Timidi segnali di ripresa
Almeno, fino alle due partite dei playoff di Champions contro il Galatasaray. Gare in cui l’olandese - dopo una serie di esperimenti tattici in tutte le zone del campo, difesa compresa - è tornato in quella che, forse, a questo punto pare essere la sua posizione ideale: la mezzala nel 4-3-3. Timidi segnali di ripresa - troppo presto per poterlo dire nuovamente a fuoco sotto la guida di Luciano Spalletti - che, comunque avrebbero attirato l’interesse di una serie di club europei.

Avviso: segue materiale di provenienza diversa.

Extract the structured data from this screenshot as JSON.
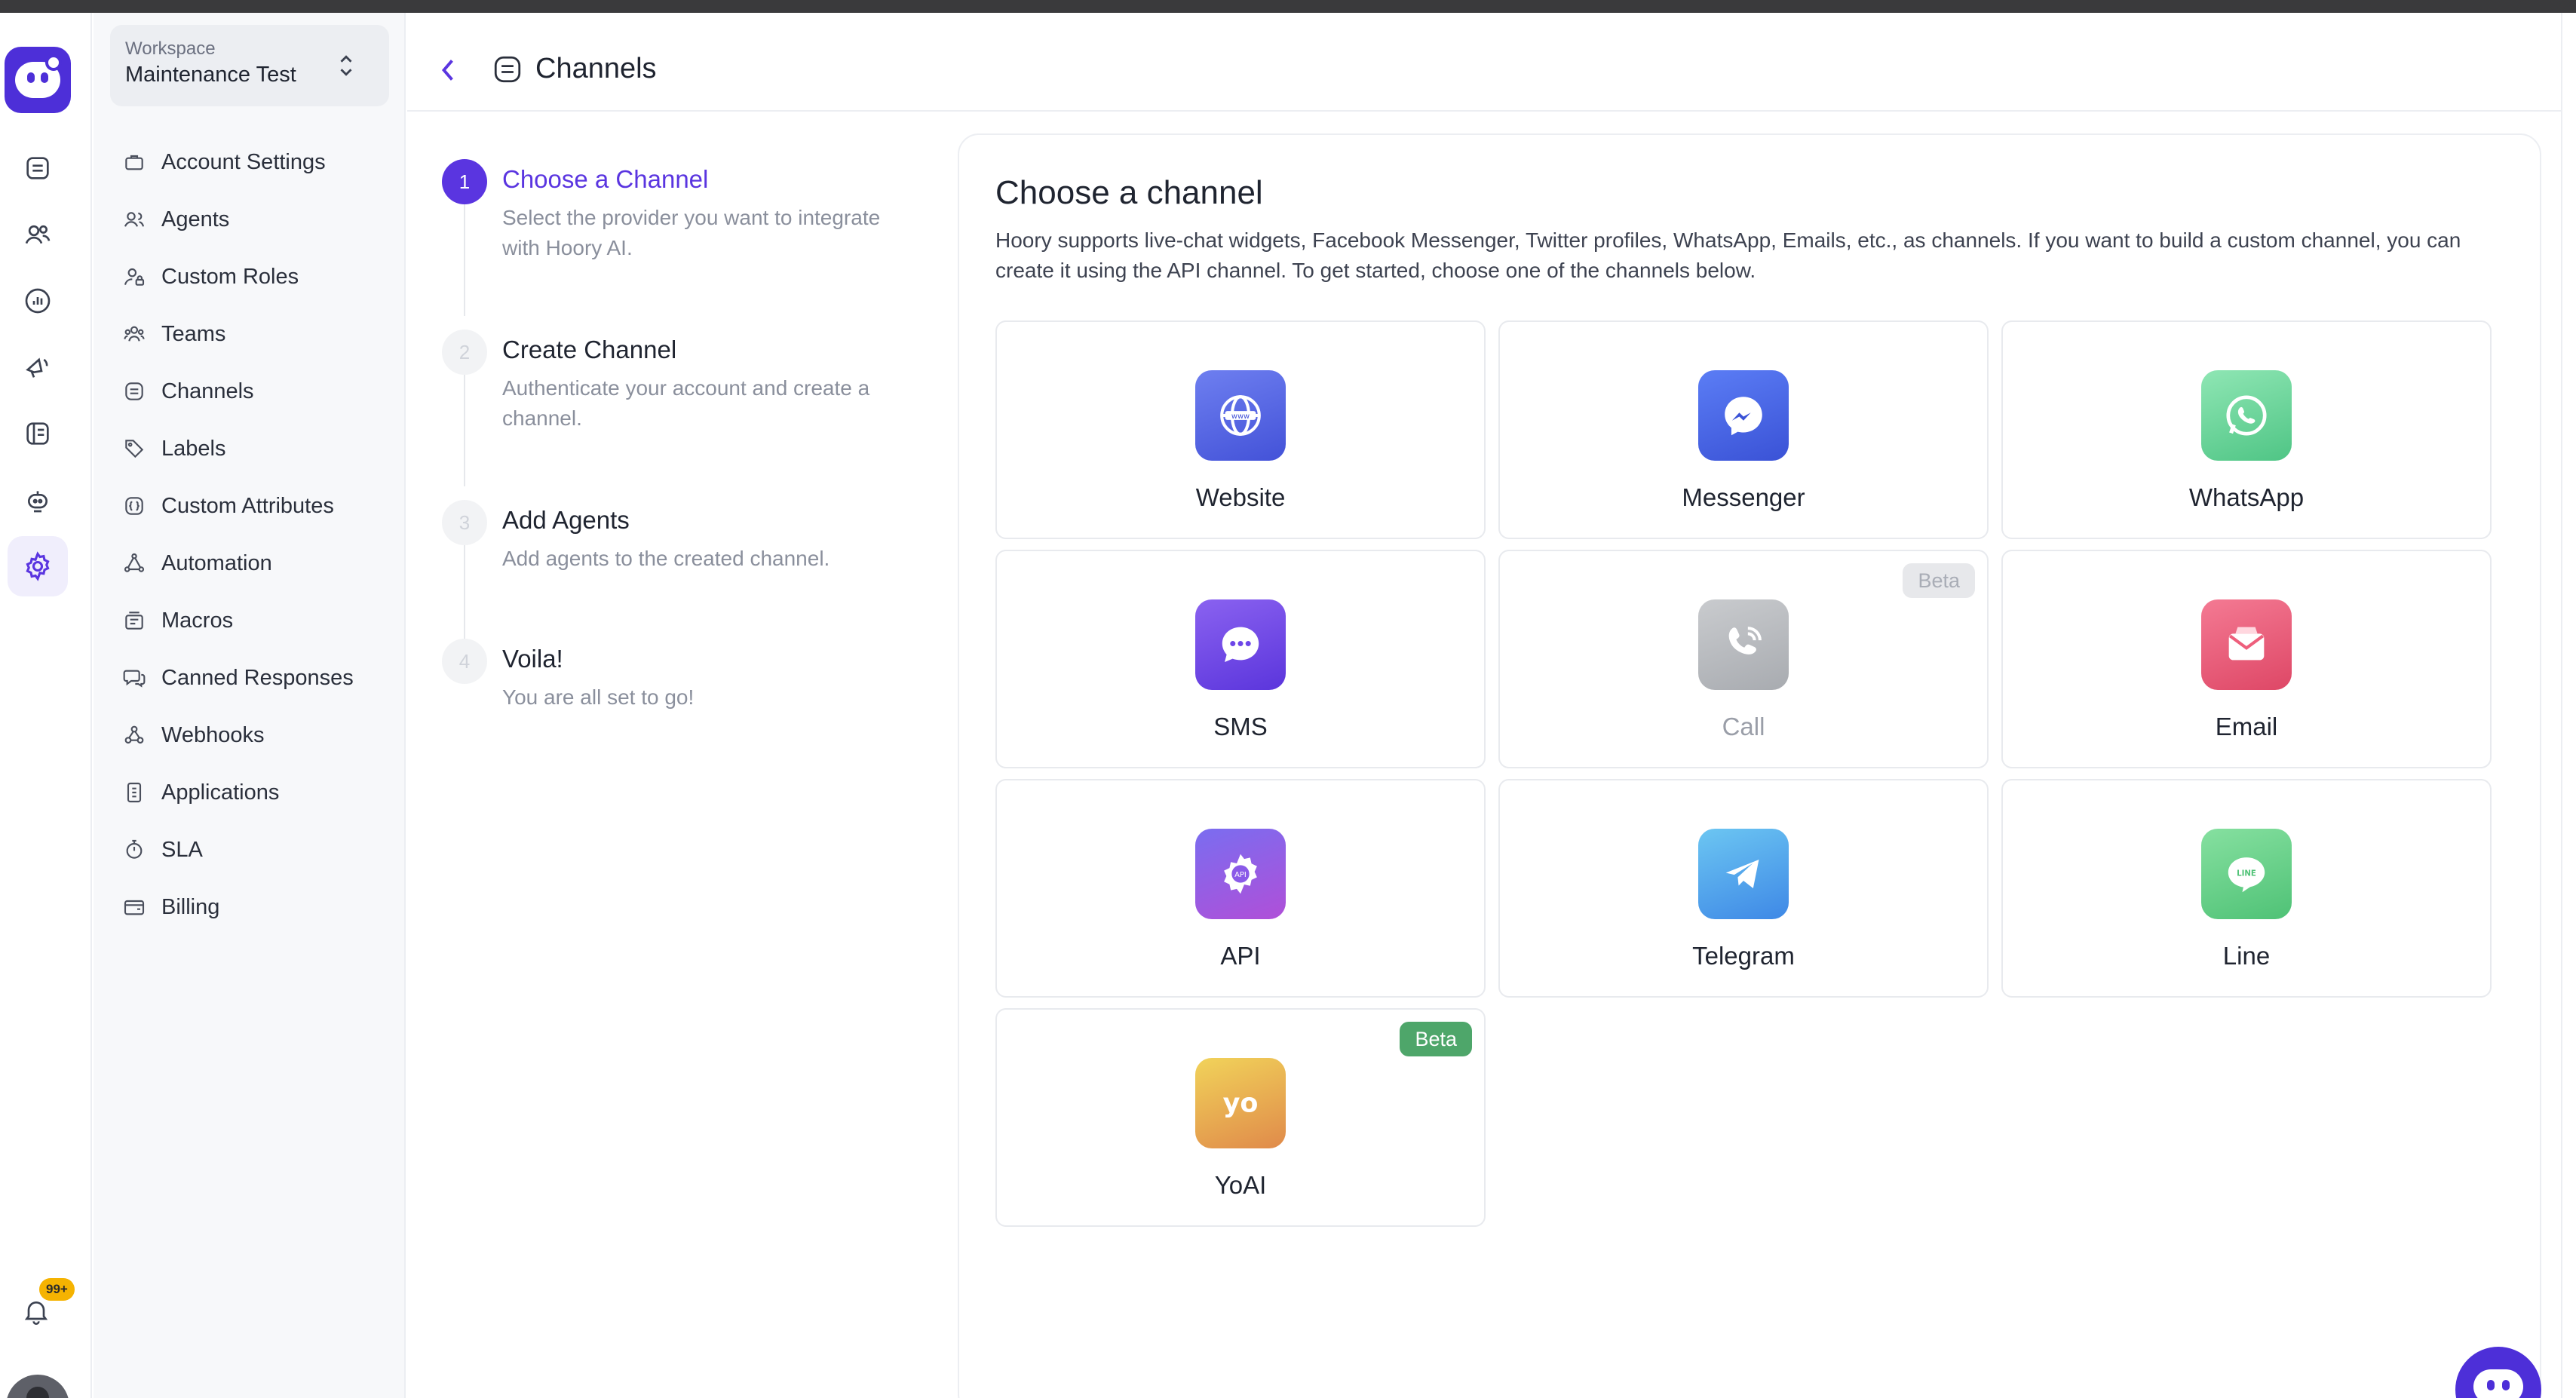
{
  "workspace": {
    "label": "Workspace",
    "name": "Maintenance Test"
  },
  "notifications": {
    "badge": "99+"
  },
  "settings_nav": [
    {
      "label": "Account Settings",
      "icon": "briefcase-icon"
    },
    {
      "label": "Agents",
      "icon": "users-icon"
    },
    {
      "label": "Custom Roles",
      "icon": "user-lock-icon"
    },
    {
      "label": "Teams",
      "icon": "team-icon"
    },
    {
      "label": "Channels",
      "icon": "inbox-icon"
    },
    {
      "label": "Labels",
      "icon": "tag-icon"
    },
    {
      "label": "Custom Attributes",
      "icon": "code-icon"
    },
    {
      "label": "Automation",
      "icon": "flow-icon"
    },
    {
      "label": "Macros",
      "icon": "macro-icon"
    },
    {
      "label": "Canned Responses",
      "icon": "chat-bubbles-icon"
    },
    {
      "label": "Webhooks",
      "icon": "webhook-icon"
    },
    {
      "label": "Applications",
      "icon": "apps-icon"
    },
    {
      "label": "SLA",
      "icon": "timer-icon"
    },
    {
      "label": "Billing",
      "icon": "wallet-icon"
    }
  ],
  "header": {
    "title": "Channels"
  },
  "steps": [
    {
      "number": "1",
      "title": "Choose a Channel",
      "desc": "Select the provider you want to integrate with Hoory AI."
    },
    {
      "number": "2",
      "title": "Create Channel",
      "desc": "Authenticate your account and create a channel."
    },
    {
      "number": "3",
      "title": "Add Agents",
      "desc": "Add agents to the created channel."
    },
    {
      "number": "4",
      "title": "Voila!",
      "desc": "You are all set to go!"
    }
  ],
  "panel": {
    "title": "Choose a channel",
    "desc": "Hoory supports live-chat widgets, Facebook Messenger, Twitter profiles, WhatsApp, Emails, etc., as channels. If you want to build a custom channel, you can create it using the API channel. To get started, choose one of the channels below."
  },
  "channels": [
    {
      "name": "Website",
      "icon": "globe-www-icon",
      "color": "#4f63e6"
    },
    {
      "name": "Messenger",
      "icon": "messenger-icon",
      "color": "#4a6cf0"
    },
    {
      "name": "WhatsApp",
      "icon": "whatsapp-icon",
      "color": "#6fd69b"
    },
    {
      "name": "SMS",
      "icon": "sms-bubble-icon",
      "color": "#6d46e8"
    },
    {
      "name": "Call",
      "icon": "phone-call-icon",
      "color": "#b9bbbf",
      "badge": "Beta"
    },
    {
      "name": "Email",
      "icon": "envelope-icon",
      "color": "#ee5f7c"
    },
    {
      "name": "API",
      "icon": "api-gear-icon",
      "color": "#8a5ae8"
    },
    {
      "name": "Telegram",
      "icon": "telegram-icon",
      "color": "#4fa6ee"
    },
    {
      "name": "Line",
      "icon": "line-icon",
      "color": "#6cd48a"
    },
    {
      "name": "YoAI",
      "icon": "yoai-icon",
      "color": "#e8b24a",
      "badge": "Beta"
    }
  ]
}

Sull’olandese non c’è infatti solo il Galatasaray - che l’ha inseguito per tutta la finestra di mercato invernale - ma anche la Roma del suo padre calcistico: Gian Piero Gasperini. Lui, che giusto 8 mesi fa avrebbe potuto riabbracciarlo proprio in bianconero, prima di cedere alle avances della Roma. E questo - dicevamo - al netto della recente involuzione di Koop, sulla falsa riga dei tanti gioielli che, una volta lasciata la Dea, hanno finito per smarrirsi.